Le médecin demandera à la patiente de pratiquer des examens complémentaires pour rechercher une cause à ces fausses couches à répétition. Le médecin prescrira également un bilan hormonal à la recherche d’une infection ou une parasitose (maladie induite par des parasites). Parfois, on décide de faire un caryotype des parents.
Soutien psychologique
Vivre une fausse couche est un véritable traumatisme pour certaines personnes. C’est une situation très difficile à vivre ainsi qu’un véritable deuil. Hommes et femmes ressentent du vide, de la déception, de la tristesse et parfois un sentiment de culpabilité. Le deuil à la suite d’une fausse couche doit se faire à deux. Le père et la mère doivent discuter, parler et se vider. Si l’émotion est trop forte et que le deuil tarde à partir, vous pouvez vous remettre à des professionnels ou des groupes de soutien qui vous aideront à surmonter cette situation. Un psychopraticien (si besoin épaulé d’un psychiatre) vous écoute, vous oriente et vous conseille afin de vous guider vers la voie du deuil.

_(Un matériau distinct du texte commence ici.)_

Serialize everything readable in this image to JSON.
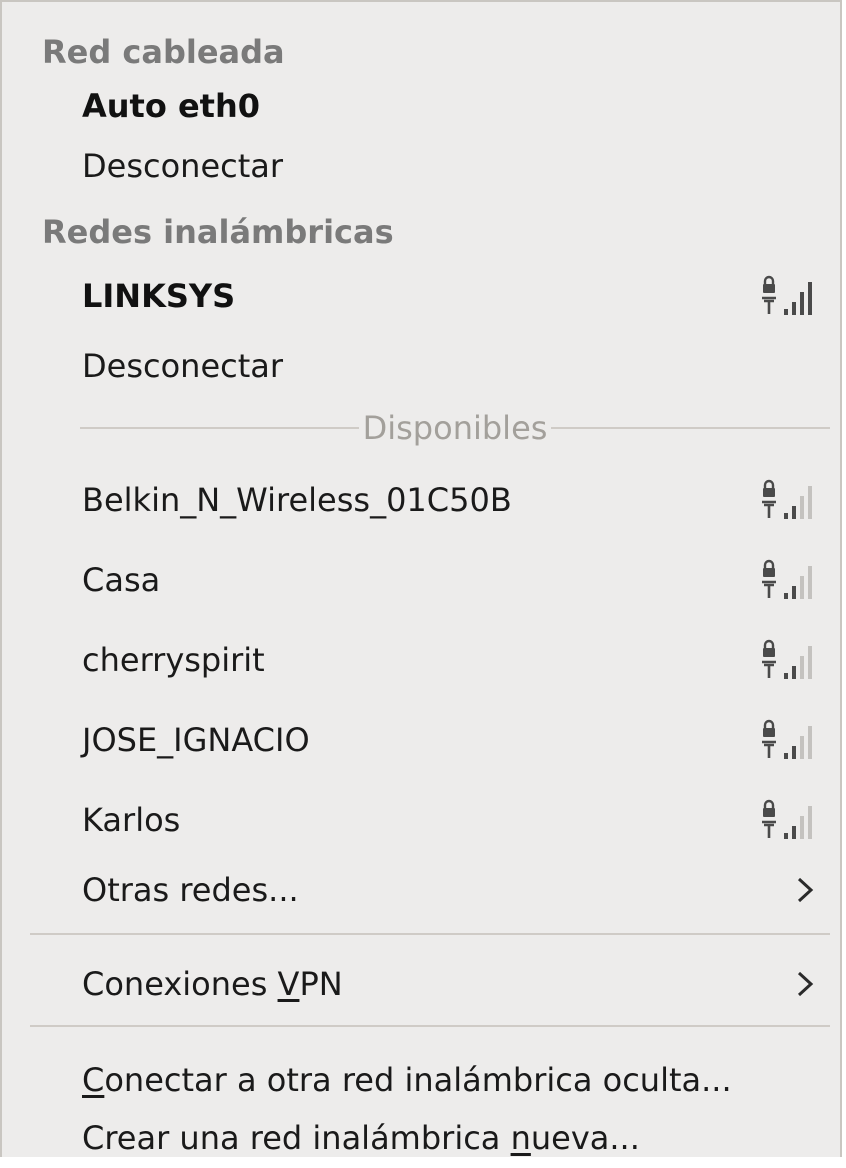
{
  "menu": {
    "wired_header": "Red cableada",
    "wired_connection": "Auto eth0",
    "wired_disconnect": "Desconectar",
    "wireless_header": "Redes inalámbricas",
    "active_network": {
      "name": "LINKSYS",
      "icon": "secure-signal-full-icon",
      "signal_bars": 4
    },
    "wireless_disconnect": "Desconectar",
    "available_label": "Disponibles",
    "available_networks": [
      {
        "name": "Belkin_N_Wireless_01C50B",
        "icon": "secure-signal-low-icon",
        "signal_bars": 2
      },
      {
        "name": "Casa",
        "icon": "secure-signal-low-icon",
        "signal_bars": 2
      },
      {
        "name": "cherryspirit",
        "icon": "secure-signal-low-icon",
        "signal_bars": 2
      },
      {
        "name": "JOSE_IGNACIO",
        "icon": "secure-signal-low-icon",
        "signal_bars": 2
      },
      {
        "name": "Karlos",
        "icon": "secure-signal-low-icon",
        "signal_bars": 2
      }
    ],
    "other_networks": "Otras redes...",
    "vpn": {
      "before": "Conexiones ",
      "mnemonic": "V",
      "after": "PN"
    },
    "hidden_network": {
      "before": "",
      "mnemonic": "C",
      "after": "onectar a otra red inalámbrica oculta..."
    },
    "new_network": {
      "before": "Crear una red inalámbrica ",
      "mnemonic": "n",
      "after": "ueva..."
    },
    "colors": {
      "background": "#edeceb",
      "header_text": "#7a7a7a",
      "separator": "#cfcbc6",
      "icon_dark": "#4a4a4a",
      "icon_faded": "#c4c2bf"
    }
  }
}
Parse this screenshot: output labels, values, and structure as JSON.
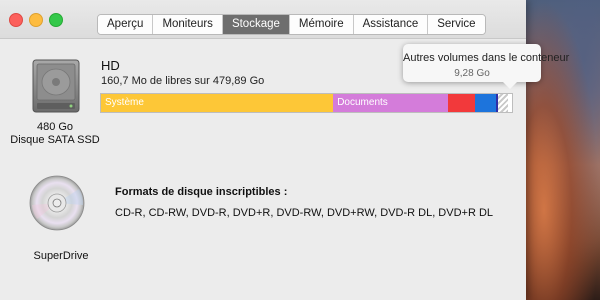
{
  "window": {
    "tabs": [
      {
        "label": "Aperçu"
      },
      {
        "label": "Moniteurs"
      },
      {
        "label": "Stockage"
      },
      {
        "label": "Mémoire"
      },
      {
        "label": "Assistance"
      },
      {
        "label": "Service"
      }
    ],
    "active_tab": "Stockage"
  },
  "disk": {
    "icon": "hard-drive-icon",
    "capacity": "480 Go",
    "type": "Disque SATA SSD",
    "volume_name": "HD",
    "free_text": "160,7 Mo de libres sur 479,89 Go",
    "usage_bar": [
      {
        "name": "Système",
        "fraction": 0.565,
        "color": "#fdc737",
        "show_label": true
      },
      {
        "name": "Documents",
        "fraction": 0.28,
        "color": "#d47cda",
        "show_label": true
      },
      {
        "name": "",
        "fraction": 0.065,
        "color": "#f2393b",
        "show_label": false
      },
      {
        "name": "",
        "fraction": 0.05,
        "color": "#1d74dc",
        "show_label": false
      },
      {
        "name": "",
        "fraction": 0.006,
        "color": "#2f2fa8",
        "show_label": false
      },
      {
        "name": "",
        "fraction": 0.024,
        "color": "#e4e4e4",
        "striped": true,
        "show_label": false
      }
    ]
  },
  "tooltip": {
    "title": "Autres volumes dans le conteneur",
    "value": "9,28 Go"
  },
  "superdrive": {
    "icon": "optical-disc-icon",
    "label": "SuperDrive",
    "formats_title": "Formats de disque inscriptibles :",
    "formats": "CD-R, CD-RW, DVD-R, DVD+R, DVD-RW, DVD+RW, DVD-R DL, DVD+R DL"
  },
  "colors": {
    "active_tab_bg": "#6e6e6e",
    "window_bg": "#ececec"
  }
}
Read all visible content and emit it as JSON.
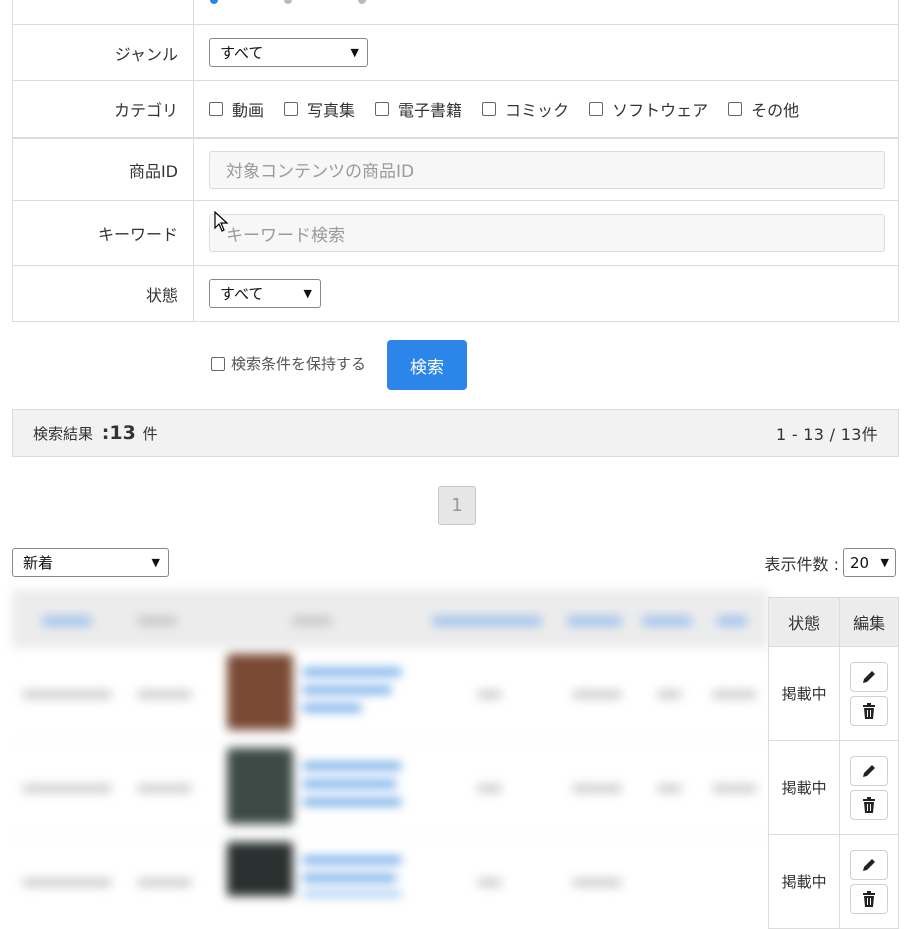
{
  "form": {
    "genre": {
      "label": "ジャンル",
      "selected": "すべて"
    },
    "category": {
      "label": "カテゴリ",
      "options": [
        "動画",
        "写真集",
        "電子書籍",
        "コミック",
        "ソフトウェア",
        "その他"
      ]
    },
    "product_id": {
      "label": "商品ID",
      "placeholder": "対象コンテンツの商品ID"
    },
    "keyword": {
      "label": "キーワード",
      "placeholder": "キーワード検索"
    },
    "status": {
      "label": "状態",
      "selected": "すべて"
    }
  },
  "search": {
    "keep_label": "検索条件を保持する",
    "button_label": "検索"
  },
  "results": {
    "label": "検索結果",
    "colon": ":",
    "count": "13",
    "unit": "件",
    "range": "1 - 13 / 13件"
  },
  "pagination": {
    "current": "1"
  },
  "sort": {
    "selected": "新着"
  },
  "per_page": {
    "label": "表示件数 :",
    "selected": "20"
  },
  "table": {
    "headers": {
      "status": "状態",
      "edit": "編集"
    },
    "rows": [
      {
        "status": "掲載中"
      },
      {
        "status": "掲載中"
      },
      {
        "status": "掲載中"
      }
    ]
  },
  "colors": {
    "accent": "#2c86ea",
    "border": "#dcdcdc",
    "header_bg": "#ececec",
    "result_bg": "#f2f2f2"
  }
}
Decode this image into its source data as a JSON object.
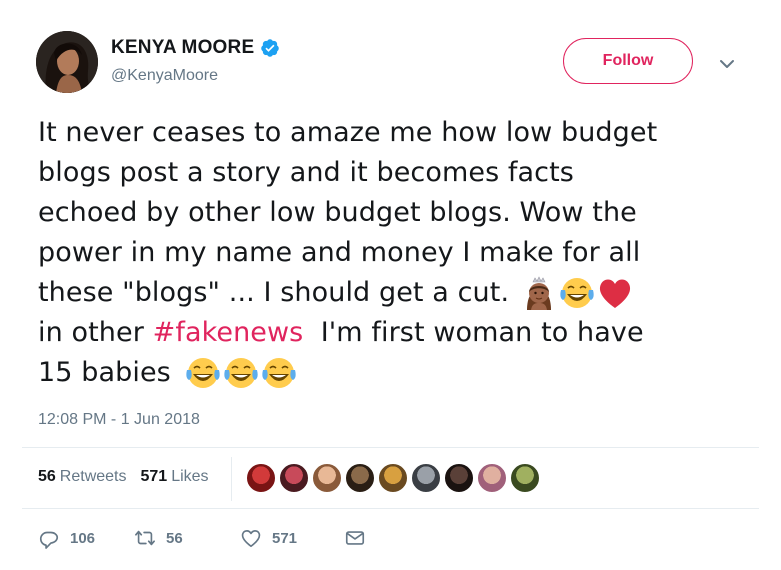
{
  "user": {
    "display_name": "KENYA MOORE",
    "handle": "@KenyaMoore",
    "verified": true,
    "avatar_icon": "profile-photo"
  },
  "header": {
    "follow_label": "Follow",
    "more_icon": "chevron-down-icon"
  },
  "tweet": {
    "lines": [
      "It never ceases to amaze me how low budget",
      "blogs post a story and it becomes facts",
      "echoed by other low budget blogs.  Wow the",
      "power in my name and money I make for all",
      "these \"blogs\" ... I should get a cut."
    ],
    "line6_prefix": "in other ",
    "hashtag": "#fakenews",
    "line6_suffix": "  I'm first woman to have",
    "line7": "15 babies",
    "emojis_line5": [
      "princess-emoji",
      "tears-of-joy-emoji",
      "red-heart-emoji"
    ],
    "emojis_line7": [
      "tears-of-joy-emoji",
      "tears-of-joy-emoji",
      "tears-of-joy-emoji"
    ]
  },
  "timestamp": "12:08 PM - 1 Jun 2018",
  "stats": {
    "retweets_count": "56",
    "retweets_label": "Retweets",
    "likes_count": "571",
    "likes_label": "Likes",
    "liker_avatar_count": 9
  },
  "actions": {
    "reply_count": "106",
    "retweet_count": "56",
    "like_count": "571"
  },
  "colors": {
    "accent": "#e0245e",
    "secondary_text": "#657786",
    "primary_text": "#14171a",
    "verified": "#1da1f2",
    "divider": "#e6ecf0"
  }
}
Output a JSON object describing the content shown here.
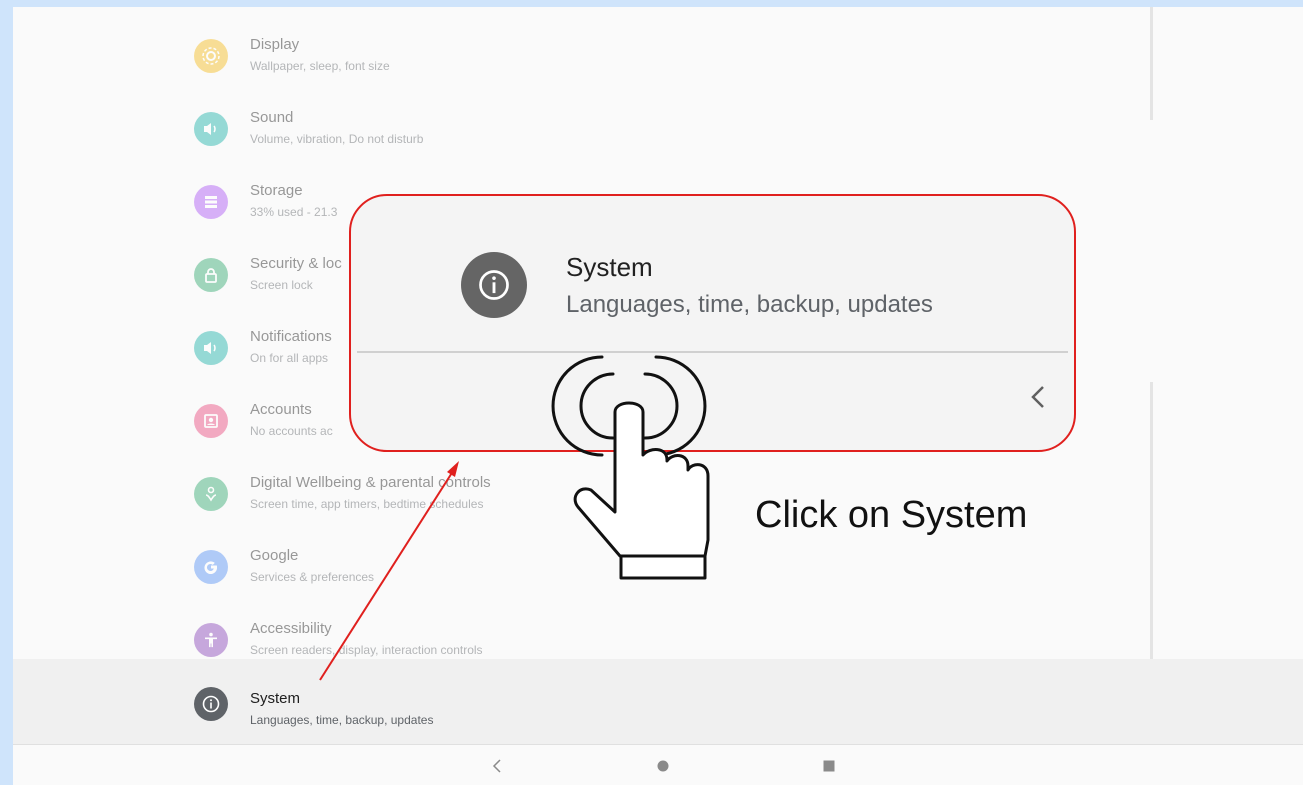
{
  "settings_items": [
    {
      "title": "Display",
      "subtitle": "Wallpaper, sleep, font size",
      "icon": "display-icon",
      "color": "#f5b400"
    },
    {
      "title": "Sound",
      "subtitle": "Volume, vibration, Do not disturb",
      "icon": "sound-icon",
      "color": "#00a8a0"
    },
    {
      "title": "Storage",
      "subtitle": "33% used - 21.3",
      "icon": "storage-icon",
      "color": "#a142f4"
    },
    {
      "title": "Security & loc",
      "subtitle": "Screen lock",
      "icon": "lock-icon",
      "color": "#18a05e"
    },
    {
      "title": "Notifications",
      "subtitle": "On for all apps",
      "icon": "notifications-icon",
      "color": "#00a8a0"
    },
    {
      "title": "Accounts",
      "subtitle": "No accounts ac",
      "icon": "accounts-icon",
      "color": "#e8336d"
    },
    {
      "title": "Digital Wellbeing & parental controls",
      "subtitle": "Screen time, app timers, bedtime schedules",
      "icon": "wellbeing-icon",
      "color": "#18a05e"
    },
    {
      "title": "Google",
      "subtitle": "Services & preferences",
      "icon": "google-icon",
      "color": "#4285f4"
    },
    {
      "title": "Accessibility",
      "subtitle": "Screen readers, display, interaction controls",
      "icon": "accessibility-icon",
      "color": "#7b2cb0"
    },
    {
      "title": "System",
      "subtitle": "Languages, time, backup, updates",
      "icon": "info-icon",
      "color": "#5f6368"
    }
  ],
  "callout": {
    "title": "System",
    "subtitle": "Languages, time, backup, updates"
  },
  "instruction": "Click on System",
  "colors": {
    "annotation": "#e0201e",
    "screen_bg": "#cfe4fb"
  },
  "navbar": {
    "back_icon": "back-icon",
    "home_icon": "home-icon",
    "recents_icon": "recents-icon"
  }
}
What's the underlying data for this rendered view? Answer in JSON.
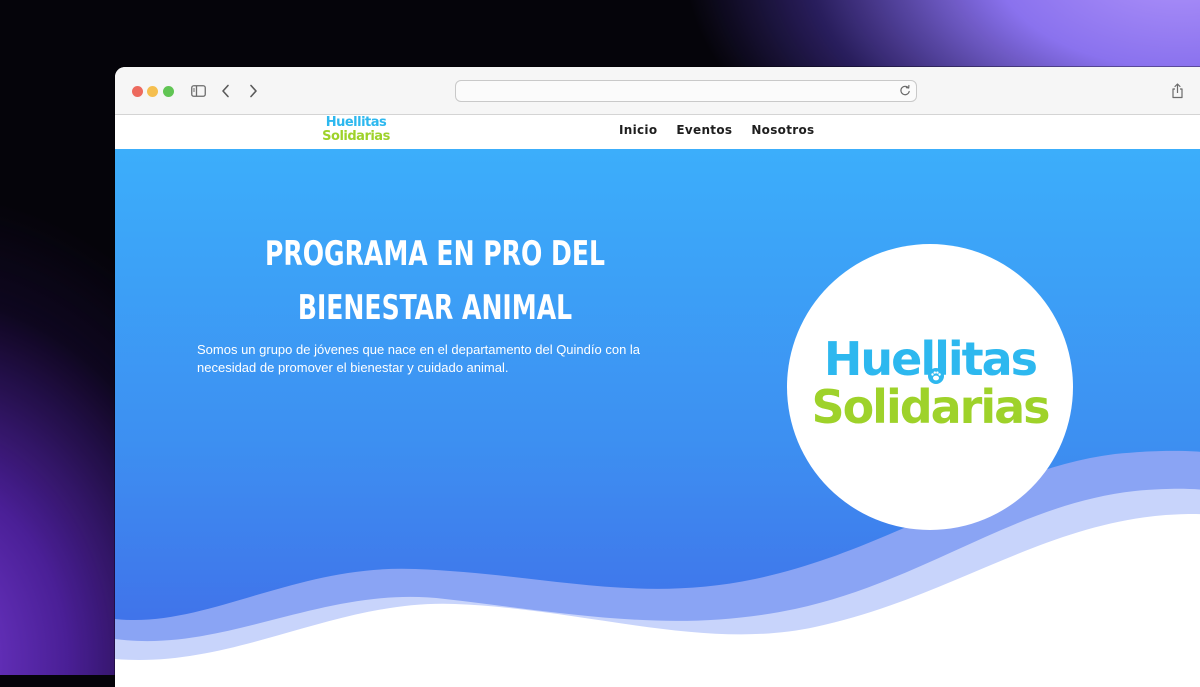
{
  "browser": {
    "address_value": "",
    "icons": [
      "sidebar-icon",
      "back-chevron-icon",
      "forward-chevron-icon",
      "reload-icon",
      "share-icon"
    ]
  },
  "nav": {
    "logo_line1": "Huellitas",
    "logo_line2": "Solidarias",
    "links": [
      "Inicio",
      "Eventos",
      "Nosotros"
    ]
  },
  "hero": {
    "title": "PROGRAMA EN PRO DEL BIENESTAR ANIMAL",
    "description": "Somos un grupo de jóvenes que nace en el departamento del Quindío con la necesidad de promover el bienestar y cuidado animal.",
    "logo_line1": "Huellitas",
    "logo_line2": "Solidarias"
  },
  "colors": {
    "brand_blue": "#2db8ef",
    "brand_green": "#9ed22a",
    "hero_top": "#3caefb",
    "hero_bottom": "#4169e7"
  }
}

Il est donc primordial de ne pas minimiser l’importance d’une fausse couche. Que l’on soit le partenaire, un parent, un ami… il faut savoir trouver les mots justes. « Une femme qui vient de vivre une fausse couche a particulièrement besoin de marques d’affection et d’être écoutée sans recevoir de conseils. C’est essentiel. Des conséquences qui pourraient être limitées grâce à la mise en place d’un dépistage et d’un soutien psychologique pour toutes les femmes qui en ont besoin.
Prévention
S’il est constaté une forte augmentation des cas de fausses couches après FIV, celui-ci peut être évité en appliquant les mesures préventives suivantes :
- Réaliser l’hystérosalpingographie (HSG) pour connaître la forme et la situation de l’utérus.
- Réaliser la thrombophilie pour permettre d’anticiper la formation des caillots de sang dans l’utérus.
- Réaliser le Test de réceptivité endométriale ER Map afin de confirmer la réceptivité de l’endomètre.
Si tous ces examens cliniques sont concluants, vous avez de grandes chances d’éviter une fausse couche après FIV.
Comment éviter fausse couche précoce ?
- Faites-vous vacciner contre la rubéole et la grippe
- Faites-vous dépister couramment de la toxoplasmose
- Adoptez une alimentation saine et variée.
Comment éviter fausse couche en début de grossesse ?
- Évitez la consommation de boissons alcoolisées
- Évitez les boissons issues des plantes médicinales à risque sur la grossesse
- Allez régulièrement aux contrôles et visites médicales de suivi.